Novo Nordisk has reported that its oral semaglutide medicine showed non-inferiority compared to placebo in major adverse cardiovascular events (MACE) during the PIONEER 6 clinical trial in type 2 diabetes patients.
Oral semaglutide is an investigational glucagon-like peptide-1 (GLP-1) analogue formulated as a pill reports Drug Development Technology.
The Trial was conducted globally, and its aim was to investigate the cardiovascular safety of oral semaglutide in patients with type 2 diabetes.

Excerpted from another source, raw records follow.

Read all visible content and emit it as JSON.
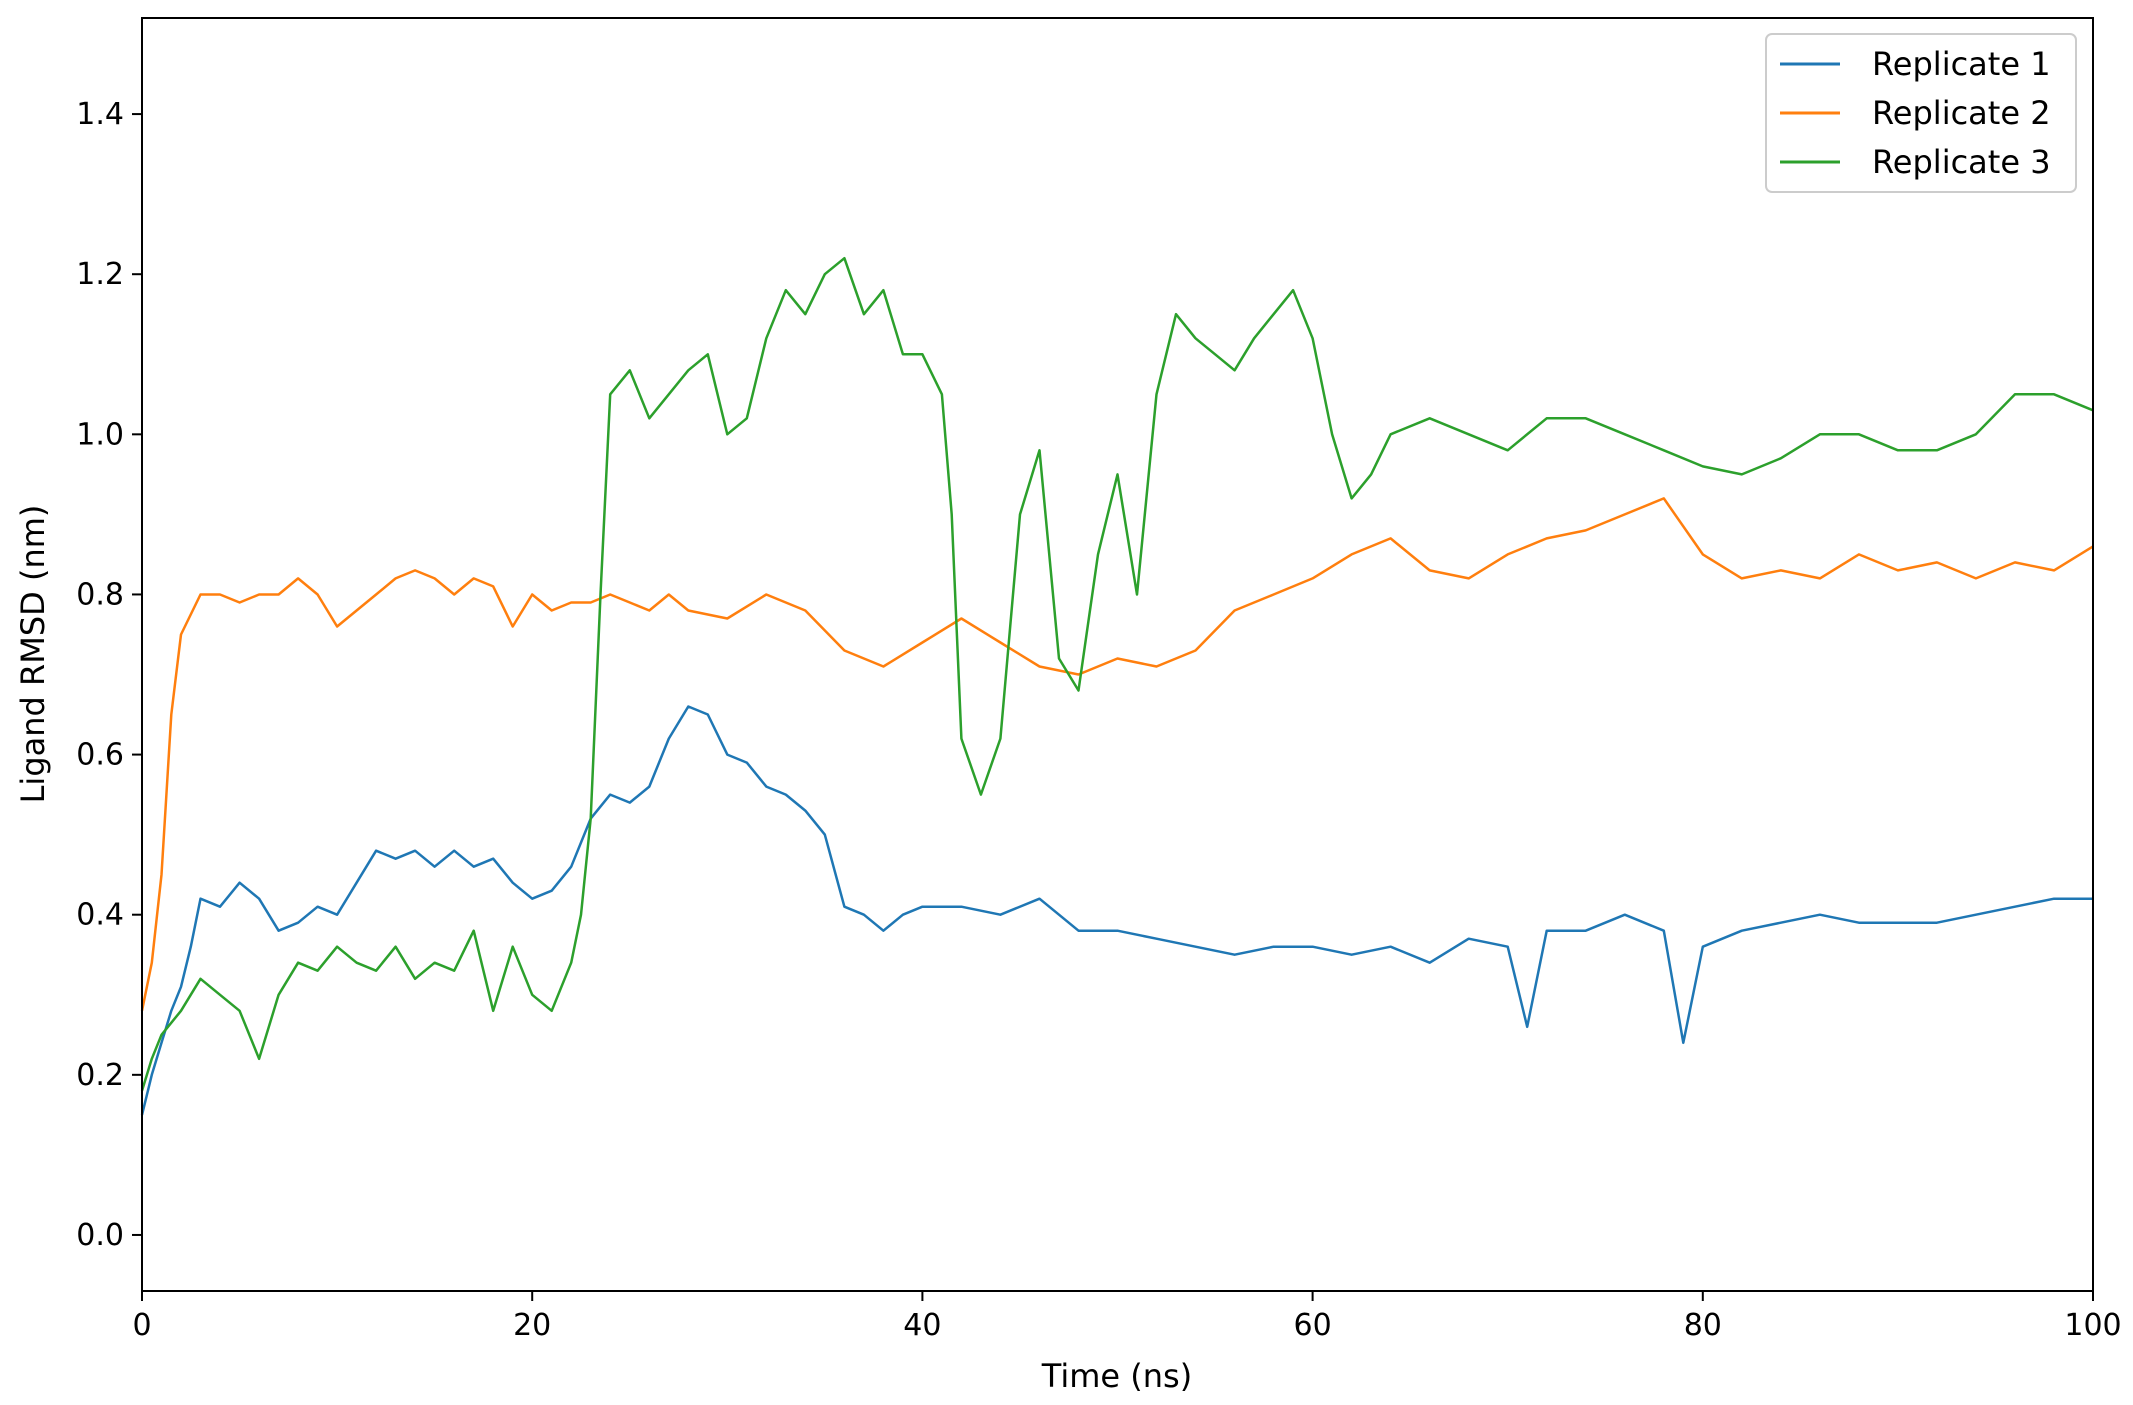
{
  "chart_data": {
    "type": "line",
    "title": "",
    "xlabel": "Time (ns)",
    "ylabel": "Ligand RMSD (nm)",
    "xlim": [
      0,
      100
    ],
    "ylim": [
      -0.07,
      1.52
    ],
    "xticks": [
      0,
      20,
      40,
      60,
      80,
      100
    ],
    "yticks": [
      0.0,
      0.2,
      0.4,
      0.6,
      0.8,
      1.0,
      1.2,
      1.4
    ],
    "ytick_labels": [
      "0.0",
      "0.2",
      "0.4",
      "0.6",
      "0.8",
      "1.0",
      "1.2",
      "1.4"
    ],
    "grid": false,
    "legend_position": "top-right",
    "series": [
      {
        "name": "Replicate 1",
        "color": "#1f77b4",
        "x": [
          0,
          0.5,
          1,
          1.5,
          2,
          2.5,
          3,
          4,
          5,
          6,
          7,
          8,
          9,
          10,
          11,
          12,
          13,
          14,
          15,
          16,
          17,
          18,
          19,
          20,
          21,
          22,
          23,
          24,
          25,
          26,
          27,
          28,
          29,
          30,
          31,
          32,
          33,
          34,
          35,
          36,
          37,
          38,
          39,
          40,
          42,
          44,
          46,
          48,
          50,
          52,
          54,
          56,
          58,
          60,
          62,
          64,
          66,
          68,
          70,
          71,
          72,
          74,
          76,
          78,
          79,
          80,
          82,
          84,
          86,
          88,
          90,
          92,
          94,
          96,
          98,
          100
        ],
        "y": [
          0.15,
          0.2,
          0.24,
          0.28,
          0.31,
          0.36,
          0.42,
          0.41,
          0.44,
          0.42,
          0.38,
          0.39,
          0.41,
          0.4,
          0.44,
          0.48,
          0.47,
          0.48,
          0.46,
          0.48,
          0.46,
          0.47,
          0.44,
          0.42,
          0.43,
          0.46,
          0.52,
          0.55,
          0.54,
          0.56,
          0.62,
          0.66,
          0.65,
          0.6,
          0.59,
          0.56,
          0.55,
          0.53,
          0.5,
          0.41,
          0.4,
          0.38,
          0.4,
          0.41,
          0.41,
          0.4,
          0.42,
          0.38,
          0.38,
          0.37,
          0.36,
          0.35,
          0.36,
          0.36,
          0.35,
          0.36,
          0.34,
          0.37,
          0.36,
          0.26,
          0.38,
          0.38,
          0.4,
          0.38,
          0.24,
          0.36,
          0.38,
          0.39,
          0.4,
          0.39,
          0.39,
          0.39,
          0.4,
          0.41,
          0.42,
          0.42
        ]
      },
      {
        "name": "Replicate 2",
        "color": "#ff7f0e",
        "x": [
          0,
          0.5,
          1,
          1.5,
          2,
          3,
          4,
          5,
          6,
          7,
          8,
          9,
          10,
          11,
          12,
          13,
          14,
          15,
          16,
          17,
          18,
          19,
          20,
          21,
          22,
          23,
          24,
          25,
          26,
          27,
          28,
          30,
          32,
          34,
          36,
          38,
          40,
          42,
          44,
          46,
          48,
          50,
          52,
          54,
          56,
          58,
          60,
          62,
          64,
          66,
          68,
          70,
          72,
          74,
          76,
          78,
          80,
          82,
          84,
          86,
          88,
          90,
          92,
          94,
          96,
          98,
          100
        ],
        "y": [
          0.28,
          0.34,
          0.45,
          0.65,
          0.75,
          0.8,
          0.8,
          0.79,
          0.8,
          0.8,
          0.82,
          0.8,
          0.76,
          0.78,
          0.8,
          0.82,
          0.83,
          0.82,
          0.8,
          0.82,
          0.81,
          0.76,
          0.8,
          0.78,
          0.79,
          0.79,
          0.8,
          0.79,
          0.78,
          0.8,
          0.78,
          0.77,
          0.8,
          0.78,
          0.73,
          0.71,
          0.74,
          0.77,
          0.74,
          0.71,
          0.7,
          0.72,
          0.71,
          0.73,
          0.78,
          0.8,
          0.82,
          0.85,
          0.87,
          0.83,
          0.82,
          0.85,
          0.87,
          0.88,
          0.9,
          0.92,
          0.85,
          0.82,
          0.83,
          0.82,
          0.85,
          0.83,
          0.84,
          0.82,
          0.84,
          0.83,
          0.86
        ]
      },
      {
        "name": "Replicate 3",
        "color": "#2ca02c",
        "x": [
          0,
          0.5,
          1,
          2,
          3,
          4,
          5,
          6,
          7,
          8,
          9,
          10,
          11,
          12,
          13,
          14,
          15,
          16,
          17,
          18,
          19,
          20,
          21,
          22,
          22.5,
          23,
          23.5,
          24,
          25,
          26,
          27,
          28,
          29,
          30,
          31,
          32,
          33,
          34,
          35,
          36,
          37,
          38,
          39,
          40,
          41,
          41.5,
          42,
          43,
          44,
          45,
          46,
          47,
          48,
          49,
          50,
          51,
          52,
          53,
          54,
          55,
          56,
          57,
          58,
          59,
          60,
          61,
          62,
          63,
          64,
          66,
          68,
          70,
          72,
          74,
          76,
          78,
          80,
          82,
          84,
          86,
          88,
          90,
          92,
          94,
          96,
          98,
          100
        ],
        "y": [
          0.18,
          0.22,
          0.25,
          0.28,
          0.32,
          0.3,
          0.28,
          0.22,
          0.3,
          0.34,
          0.33,
          0.36,
          0.34,
          0.33,
          0.36,
          0.32,
          0.34,
          0.33,
          0.38,
          0.28,
          0.36,
          0.3,
          0.28,
          0.34,
          0.4,
          0.52,
          0.8,
          1.05,
          1.08,
          1.02,
          1.05,
          1.08,
          1.1,
          1.0,
          1.02,
          1.12,
          1.18,
          1.15,
          1.2,
          1.22,
          1.15,
          1.18,
          1.1,
          1.1,
          1.05,
          0.9,
          0.62,
          0.55,
          0.62,
          0.9,
          0.98,
          0.72,
          0.68,
          0.85,
          0.95,
          0.8,
          1.05,
          1.15,
          1.12,
          1.1,
          1.08,
          1.12,
          1.15,
          1.18,
          1.12,
          1.0,
          0.92,
          0.95,
          1.0,
          1.02,
          1.0,
          0.98,
          1.02,
          1.02,
          1.0,
          0.98,
          0.96,
          0.95,
          0.97,
          1.0,
          1.0,
          0.98,
          0.98,
          1.0,
          1.05,
          1.05,
          1.03
        ]
      }
    ]
  }
}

The study was a randomized, double-blinded, placebo-controlled, event-driven, pre-approval cardiovascular, outcomes trial compared the cardiovascular safety of the therapeutic to placebo when added to standard of care. It recruited a total of 3,183 patients at high risk of cardiovascular events.
The Trial Results
The trial’s primary endpoint was the MACE composite outcome of the first occurrence of cardiovascular death, non-fatal myocardial infarction or non-fatal stroke. PIONEER 6 met the endpoint with a hazard ratio of 0.79 in favor of semaglutide compared to placebo. The data is an aggregation of 137 first major adverse cardiovascular events and a median follow-up of 16 months. Novo Nordisk has reported that its oral semaglutide medicine showed non-inferiority compared to placebo in major adverse cardiovascular events (MACE) during the PIONEER 6 clinical trial in type 2 diabetes patients.
Cardiovascular death events were 15 with oral semaglutide compared to 30 with placebo, while non-fatal stroke events were 12 versus 16.
It should be noted that the number of non-fatal myocardial infarctions with the therapeutic was not significantly different to placebo, with the numbers being recorded at 37 and 31 respectively.
Moreover, there was a lower incidence of all-cause deaths in the oral semaglutide group as compared to the placebo group. Novo Nordisk reported that the safety profile was consistent with that of GLP-1 receptor agonist class and similar to subcutaneous semaglutide.
Overall Pioneer Program
The overall PIONEER clinical development program involved 9,543 type 2 diabetes patients in 10 clinical trials.